In fact, the trustees never said that waiting a year to "fix" Social Security costs $600 billion. Mr. Bush was grossly misrepresenting the meaning of a technical discussion of accounting issues (it's on Page 58 of the 2004 trustees' report), which has nothing to do with the cost of delaying changes in the retirement program.

The same type of "infinite horizon" calculation applied to the Bush tax cuts says that their costs rise by $1 trillion a year. That's not a useful measure of the cost of not repealing those cuts immediately.

So anyone who repeats the $600 billion line is helping to spread a lie. That's why it was disturbing to read a news report about the deputy commissioner of the Social Security Administration, who must know better, doing just that at a pro-privatization rally.

But in his latest radio address, Mr. Bush - correctly, this time - attributed the $600 billion figure to a "Democrat leader." He was referring to Senator Joseph Lieberman, who, for some reason, repeated the party line - the Republican party line - the previous Sunday.

My guess is that Mr. Lieberman thought he was being centrist and bipartisan, reaching out to Republicans by showing that he shares their concerns. At a time when the Democrats can say, without exaggeration, that their opponents are making a dishonest case for policies that will increase the risks facing families, Mr. Lieberman gave the administration cover by endorsing its fake numbers.

The push to privatize Social Security will probably fail all the same - but such attempts at accommodation may limit the Democrats' political gain.

Meanwhile, the party missed a big opportunity to make its case against increasing families' risk by acquiescing to the credit card industry's demand for harsher bankruptcy laws.

As it happens, Mr.
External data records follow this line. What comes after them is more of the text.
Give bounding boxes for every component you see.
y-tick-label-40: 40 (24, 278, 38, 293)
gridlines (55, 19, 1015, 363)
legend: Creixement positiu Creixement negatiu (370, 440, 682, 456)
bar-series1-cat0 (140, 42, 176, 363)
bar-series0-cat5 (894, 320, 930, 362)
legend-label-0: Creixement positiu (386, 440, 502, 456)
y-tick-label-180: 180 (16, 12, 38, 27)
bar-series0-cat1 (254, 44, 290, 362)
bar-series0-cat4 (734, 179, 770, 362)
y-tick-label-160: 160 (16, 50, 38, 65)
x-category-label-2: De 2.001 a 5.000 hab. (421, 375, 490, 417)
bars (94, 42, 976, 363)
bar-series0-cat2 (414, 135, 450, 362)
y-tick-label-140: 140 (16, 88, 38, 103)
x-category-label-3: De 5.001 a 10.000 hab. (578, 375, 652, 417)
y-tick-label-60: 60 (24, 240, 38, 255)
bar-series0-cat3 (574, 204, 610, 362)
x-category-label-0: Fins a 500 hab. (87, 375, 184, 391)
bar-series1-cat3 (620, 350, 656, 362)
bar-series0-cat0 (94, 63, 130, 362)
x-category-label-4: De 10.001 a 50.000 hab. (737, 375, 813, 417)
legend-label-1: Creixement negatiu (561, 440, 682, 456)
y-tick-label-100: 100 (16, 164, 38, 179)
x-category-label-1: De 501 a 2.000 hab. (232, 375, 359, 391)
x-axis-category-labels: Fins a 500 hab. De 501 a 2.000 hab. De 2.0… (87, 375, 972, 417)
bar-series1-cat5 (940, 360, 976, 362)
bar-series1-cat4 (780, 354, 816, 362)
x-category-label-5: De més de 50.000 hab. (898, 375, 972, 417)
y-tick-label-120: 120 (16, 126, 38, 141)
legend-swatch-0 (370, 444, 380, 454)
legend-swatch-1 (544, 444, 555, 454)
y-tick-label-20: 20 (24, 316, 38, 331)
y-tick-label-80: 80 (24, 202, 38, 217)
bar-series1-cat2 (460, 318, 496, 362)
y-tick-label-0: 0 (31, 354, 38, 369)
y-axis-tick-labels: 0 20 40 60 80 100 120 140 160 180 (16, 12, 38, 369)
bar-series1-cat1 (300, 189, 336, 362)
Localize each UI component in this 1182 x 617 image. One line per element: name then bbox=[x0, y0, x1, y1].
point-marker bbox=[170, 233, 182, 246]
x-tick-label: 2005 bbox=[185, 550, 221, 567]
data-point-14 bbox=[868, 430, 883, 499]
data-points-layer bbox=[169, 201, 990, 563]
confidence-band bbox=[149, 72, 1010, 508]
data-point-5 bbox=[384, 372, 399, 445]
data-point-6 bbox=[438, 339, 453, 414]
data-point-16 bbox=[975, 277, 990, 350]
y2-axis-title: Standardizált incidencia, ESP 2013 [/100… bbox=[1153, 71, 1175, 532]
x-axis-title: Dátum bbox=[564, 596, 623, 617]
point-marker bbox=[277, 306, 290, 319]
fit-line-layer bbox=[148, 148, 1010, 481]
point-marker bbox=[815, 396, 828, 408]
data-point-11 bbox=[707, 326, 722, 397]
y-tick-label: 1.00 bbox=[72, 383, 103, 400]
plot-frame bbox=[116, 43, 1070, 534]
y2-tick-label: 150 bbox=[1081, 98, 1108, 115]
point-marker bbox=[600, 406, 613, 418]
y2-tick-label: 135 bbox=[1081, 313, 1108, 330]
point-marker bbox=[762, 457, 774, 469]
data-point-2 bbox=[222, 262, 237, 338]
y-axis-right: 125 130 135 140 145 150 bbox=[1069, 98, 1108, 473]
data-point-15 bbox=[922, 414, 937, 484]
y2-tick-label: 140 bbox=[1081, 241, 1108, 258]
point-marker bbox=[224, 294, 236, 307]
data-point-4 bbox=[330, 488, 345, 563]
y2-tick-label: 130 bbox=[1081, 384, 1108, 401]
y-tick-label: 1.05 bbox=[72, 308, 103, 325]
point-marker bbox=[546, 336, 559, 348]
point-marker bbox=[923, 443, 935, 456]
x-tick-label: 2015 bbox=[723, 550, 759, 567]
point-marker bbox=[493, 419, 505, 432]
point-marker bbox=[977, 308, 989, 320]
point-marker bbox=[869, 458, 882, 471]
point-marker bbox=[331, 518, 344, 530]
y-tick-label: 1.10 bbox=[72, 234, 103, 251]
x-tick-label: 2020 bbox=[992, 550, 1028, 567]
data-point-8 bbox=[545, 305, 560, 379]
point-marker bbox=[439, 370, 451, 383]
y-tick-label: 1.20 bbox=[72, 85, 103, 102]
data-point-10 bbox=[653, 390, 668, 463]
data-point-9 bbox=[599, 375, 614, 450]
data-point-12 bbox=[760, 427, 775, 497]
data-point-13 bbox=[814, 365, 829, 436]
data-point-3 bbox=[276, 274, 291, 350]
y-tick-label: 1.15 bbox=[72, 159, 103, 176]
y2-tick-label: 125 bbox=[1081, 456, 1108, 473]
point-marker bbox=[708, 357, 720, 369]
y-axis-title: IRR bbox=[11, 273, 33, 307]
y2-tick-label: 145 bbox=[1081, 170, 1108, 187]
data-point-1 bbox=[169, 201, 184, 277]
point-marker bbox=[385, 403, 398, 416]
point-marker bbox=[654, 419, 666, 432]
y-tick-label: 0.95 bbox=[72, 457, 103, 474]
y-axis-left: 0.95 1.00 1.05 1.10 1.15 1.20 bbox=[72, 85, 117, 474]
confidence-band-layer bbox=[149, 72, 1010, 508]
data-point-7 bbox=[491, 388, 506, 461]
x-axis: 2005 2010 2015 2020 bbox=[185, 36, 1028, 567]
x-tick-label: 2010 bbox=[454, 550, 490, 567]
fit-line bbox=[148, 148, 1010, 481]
Lieberman stated clearly what was wrong with the bankruptcy bill: "It failed to close troubling loopholes that protect wealthy debtors, and yet it deals harshly with average Americans facing unforeseen medical expenses or a sudden military deployment," making it unfair to "working Americans who find themselves in dire financial straits through no fault of their own." A stand against the bill would have merged populism with patriotism, highlighting Democrats' differences with Republicans' vision of America.

But many Democrats chose not to take that stand. And Mr. Lieberman was among them: his vote against the bill was an empty gesture. On the only vote that opponents of the bill had a chance of winning - a motion to cut off further discussion - he sided with the credit card companies. To be fair, so did 13 other Democrats. But none of the others tried to have it both ways.

It isn't always bad politics to say things that aren't true and claim to support things you actually oppose: just look at who's running the country. But Democrats who engage in these tactics right now create big problems for a party that has been given a special chance - maybe its last chance - to remind the country of what Democrats stand for, and why.